In modern game-theory jargon, trade is a win-win situation, a "positive-sum" rather than a "zero-sum" or "negative-sum" game.

[...]

But exchanges are not necessarily free. Many are coerced. If a robber threatens you with "Your money or your life," your payment to him is coerced and not voluntary, and he benefits at your expense. It is robbery, not free markets, that actually follows the mercantilist model: the robber benefits at the expense of the coerced. Exploitation occurs not in the free market, but where the coercer exploits his victim. In the long run, coercion is a negative-sum game that leads to reduced production, saving, and investment, a depleted stock of capital, and reduced productivity and living standards for all, perhaps even for the coercers themselves.

Murray N. Rothbard, The Concise Encyclopedia of Economics

[rothbard]

A "free market" can represent a spectrum of things to a variety of people.

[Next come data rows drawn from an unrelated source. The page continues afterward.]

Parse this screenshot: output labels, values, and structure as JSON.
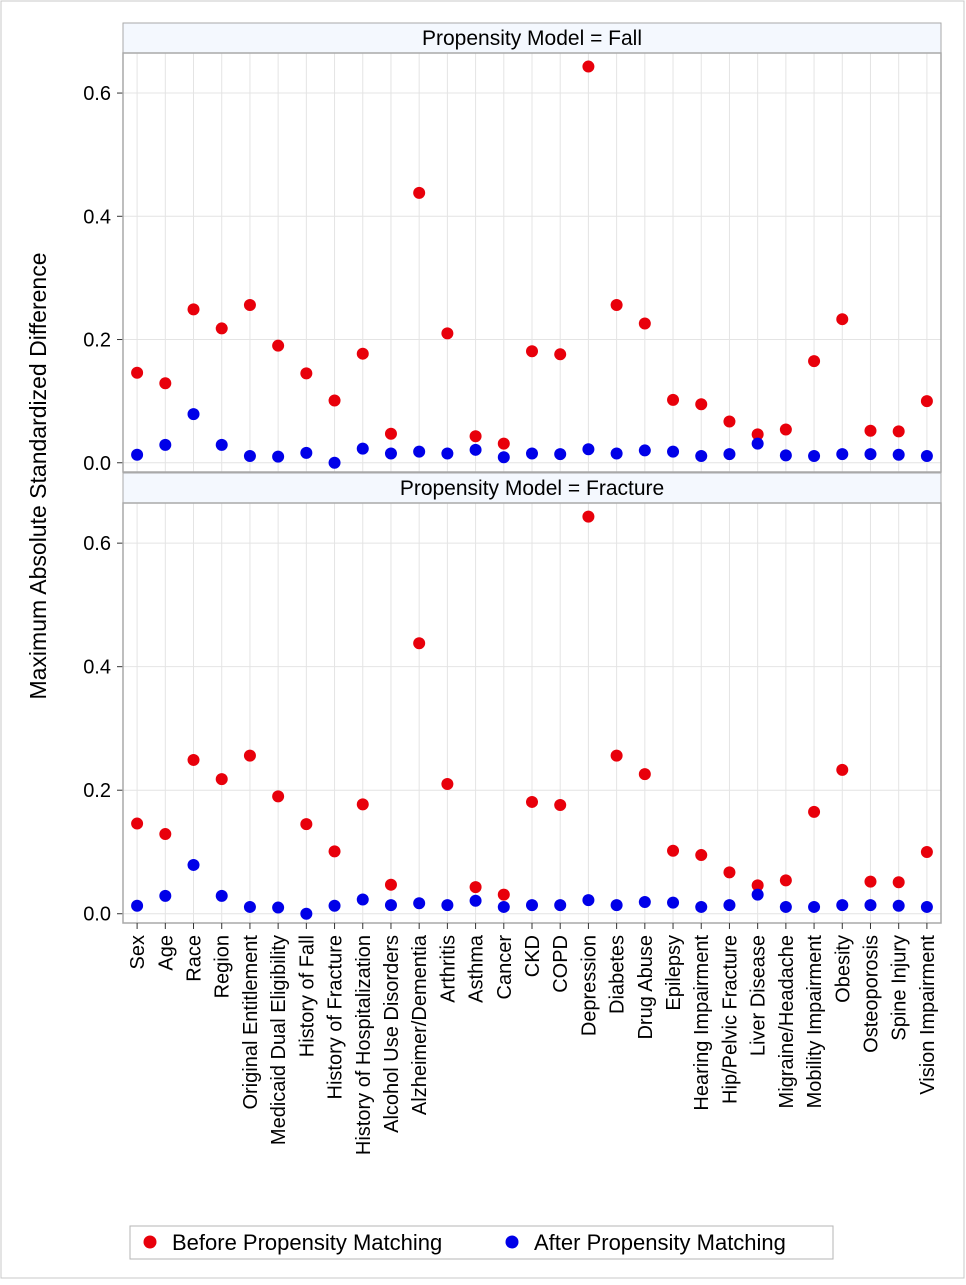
{
  "chart_data": {
    "type": "scatter",
    "ylabel": "Maximum Absolute Standardized Difference",
    "categories": [
      "Sex",
      "Age",
      "Race",
      "Region",
      "Original Entitlement",
      "Medicaid Dual Eligibility",
      "History of Fall",
      "History of Fracture",
      "History of Hospitalization",
      "Alcohol Use Disorders",
      "Alzheimer/Dementia",
      "Arthritis",
      "Asthma",
      "Cancer",
      "CKD",
      "COPD",
      "Depression",
      "Diabetes",
      "Drug Abuse",
      "Epilepsy",
      "Hearing Impairment",
      "Hip/Pelvic Fracture",
      "Liver Disease",
      "Migraine/Headache",
      "Mobility Impairment",
      "Obesity",
      "Osteoporosis",
      "Spine Injury",
      "Vision Impairment"
    ],
    "ylim": [
      -0.015,
      0.665
    ],
    "yticks": [
      "0.0",
      "0.2",
      "0.4",
      "0.6"
    ],
    "ytick_values": [
      0.0,
      0.2,
      0.4,
      0.6
    ],
    "grid": true,
    "legend_position": "bottom",
    "series_colors": {
      "before": "#e8000b",
      "after": "#0000e8"
    },
    "panels": [
      {
        "title": "Propensity Model = Fall",
        "series": [
          {
            "name": "Before Propensity Matching",
            "color": "#e8000b",
            "values": [
              0.146,
              0.129,
              0.249,
              0.218,
              0.256,
              0.19,
              0.145,
              0.101,
              0.177,
              0.047,
              0.438,
              0.21,
              0.043,
              0.031,
              0.181,
              0.176,
              0.643,
              0.256,
              0.226,
              0.102,
              0.095,
              0.067,
              0.046,
              0.054,
              0.165,
              0.233,
              0.052,
              0.051,
              0.1
            ]
          },
          {
            "name": "After Propensity Matching",
            "color": "#0000e8",
            "values": [
              0.013,
              0.029,
              0.079,
              0.029,
              0.011,
              0.01,
              0.016,
              0.0,
              0.023,
              0.015,
              0.018,
              0.015,
              0.021,
              0.009,
              0.015,
              0.014,
              0.022,
              0.015,
              0.02,
              0.018,
              0.011,
              0.014,
              0.031,
              0.012,
              0.011,
              0.014,
              0.014,
              0.013,
              0.011
            ]
          }
        ]
      },
      {
        "title": "Propensity Model = Fracture",
        "series": [
          {
            "name": "Before Propensity Matching",
            "color": "#e8000b",
            "values": [
              0.146,
              0.129,
              0.249,
              0.218,
              0.256,
              0.19,
              0.145,
              0.101,
              0.177,
              0.047,
              0.438,
              0.21,
              0.043,
              0.031,
              0.181,
              0.176,
              0.643,
              0.256,
              0.226,
              0.102,
              0.095,
              0.067,
              0.046,
              0.054,
              0.165,
              0.233,
              0.052,
              0.051,
              0.1
            ]
          },
          {
            "name": "After Propensity Matching",
            "color": "#0000e8",
            "values": [
              0.013,
              0.029,
              0.079,
              0.029,
              0.011,
              0.01,
              0.0,
              0.013,
              0.023,
              0.014,
              0.017,
              0.014,
              0.021,
              0.011,
              0.014,
              0.014,
              0.022,
              0.014,
              0.019,
              0.018,
              0.011,
              0.014,
              0.031,
              0.011,
              0.011,
              0.014,
              0.014,
              0.013,
              0.011
            ]
          }
        ]
      }
    ],
    "legend": [
      {
        "label": "Before Propensity Matching",
        "color": "#e8000b"
      },
      {
        "label": "After Propensity Matching",
        "color": "#0000e8"
      }
    ]
  }
}
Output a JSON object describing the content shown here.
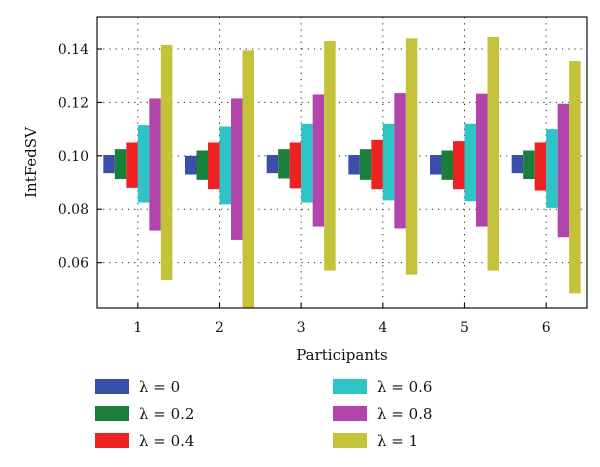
{
  "chart_data": {
    "type": "bar",
    "subtype": "floating-range",
    "xlabel": "Participants",
    "ylabel": "IntFedSV",
    "categories": [
      "1",
      "2",
      "3",
      "4",
      "5",
      "6"
    ],
    "ylim": [
      0.043,
      0.152
    ],
    "yticks": [
      "0.06",
      "0.08",
      "0.10",
      "0.12",
      "0.14"
    ],
    "ytick_values": [
      0.06,
      0.08,
      0.1,
      0.12,
      0.14
    ],
    "grid": true,
    "grid_style": "dotted",
    "legend_position": "bottom",
    "series": [
      {
        "name": "λ = 0",
        "color": "#3a4fa8",
        "low": [
          0.0935,
          0.093,
          0.0935,
          0.093,
          0.093,
          0.0935
        ],
        "high": [
          0.1003,
          0.1,
          0.1003,
          0.1003,
          0.1003,
          0.1003
        ]
      },
      {
        "name": "λ = 0.2",
        "color": "#1a7f3b",
        "low": [
          0.0913,
          0.091,
          0.0915,
          0.091,
          0.091,
          0.0913
        ],
        "high": [
          0.1025,
          0.102,
          0.1025,
          0.1025,
          0.102,
          0.102
        ]
      },
      {
        "name": "λ = 0.4",
        "color": "#ee2222",
        "low": [
          0.088,
          0.0875,
          0.0878,
          0.0875,
          0.0875,
          0.087
        ],
        "high": [
          0.105,
          0.105,
          0.105,
          0.106,
          0.1055,
          0.105
        ]
      },
      {
        "name": "λ = 0.6",
        "color": "#2cc4c4",
        "low": [
          0.0825,
          0.0818,
          0.0825,
          0.0833,
          0.083,
          0.0805
        ],
        "high": [
          0.1115,
          0.111,
          0.112,
          0.112,
          0.112,
          0.11
        ]
      },
      {
        "name": "λ = 0.8",
        "color": "#b145ac",
        "low": [
          0.072,
          0.0685,
          0.0735,
          0.0728,
          0.0735,
          0.0695
        ],
        "high": [
          0.1215,
          0.1215,
          0.123,
          0.1235,
          0.1233,
          0.1195
        ]
      },
      {
        "name": "λ = 1",
        "color": "#c4c23a",
        "low": [
          0.0535,
          0.043,
          0.057,
          0.0555,
          0.057,
          0.0485
        ],
        "high": [
          0.1415,
          0.1395,
          0.143,
          0.144,
          0.1445,
          0.1355
        ]
      }
    ]
  }
}
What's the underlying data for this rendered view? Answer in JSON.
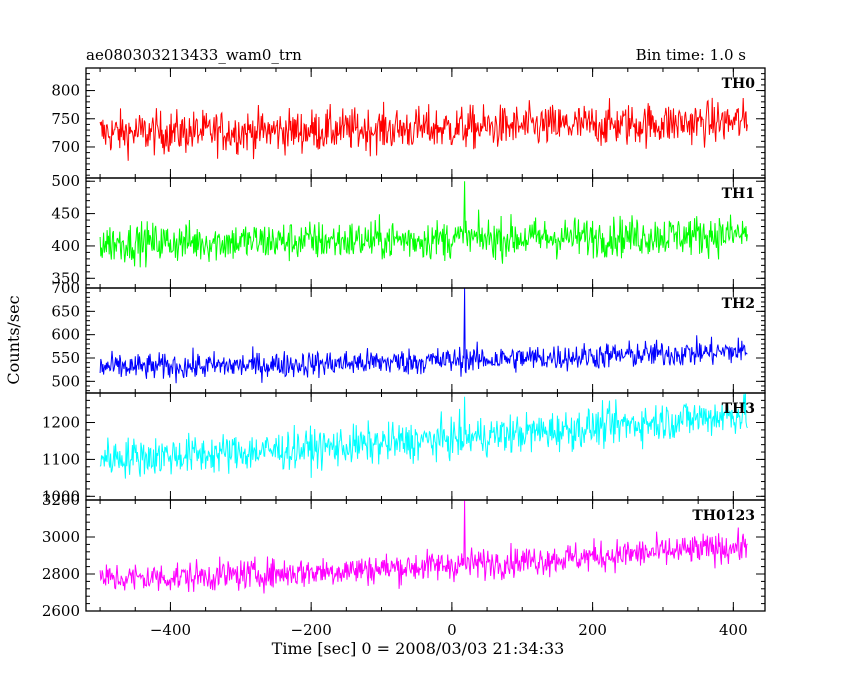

For some, the free market may provide justification for government-issued license to favored corporations to ride roughshod over the common market. To others it may imply "free and fair trade," proponents of which naively expect government to reign in corporate depredations. Somewhere betwixt these two poles fall those who realize that government is to business what steroids are to cattle. Given an injection of big government, corporations grow unnaturally large and aggressive. A market free of help or hindrance by government is the solution least likely to be tried. Too many hands in the tills at either end of the buffet; whether good intentions or self-serving motives run the registers, the results are similar. Policies that protect individual rights can and should also protect corporate rights.

Protectionist policies thwart the action of corrective forces by removing companies from the judgment of the open market. Not judgment by a prescient elite or majority, or by market experts, but by the cumulative force of each freely made individual economic choice acting as the sand in the hourglass.

Reflections on Orwell and Political Language by Cat Farmer

[catfarmer]

First, there is no free market when government artificially restricts the supply of something, be it oil or sugar. In fact, because the U.S. government restricts the importation of sugar into this country in order to protect politically connected domestic sugar producers, we see a two-tiered pricing system: a world price and a U.S. price. While the U.S. price is determined in an open market setting, there is nothing free about it. The political classes have decreed that U.S. residents are going to pay higher prices for sugar than people do elsewhere.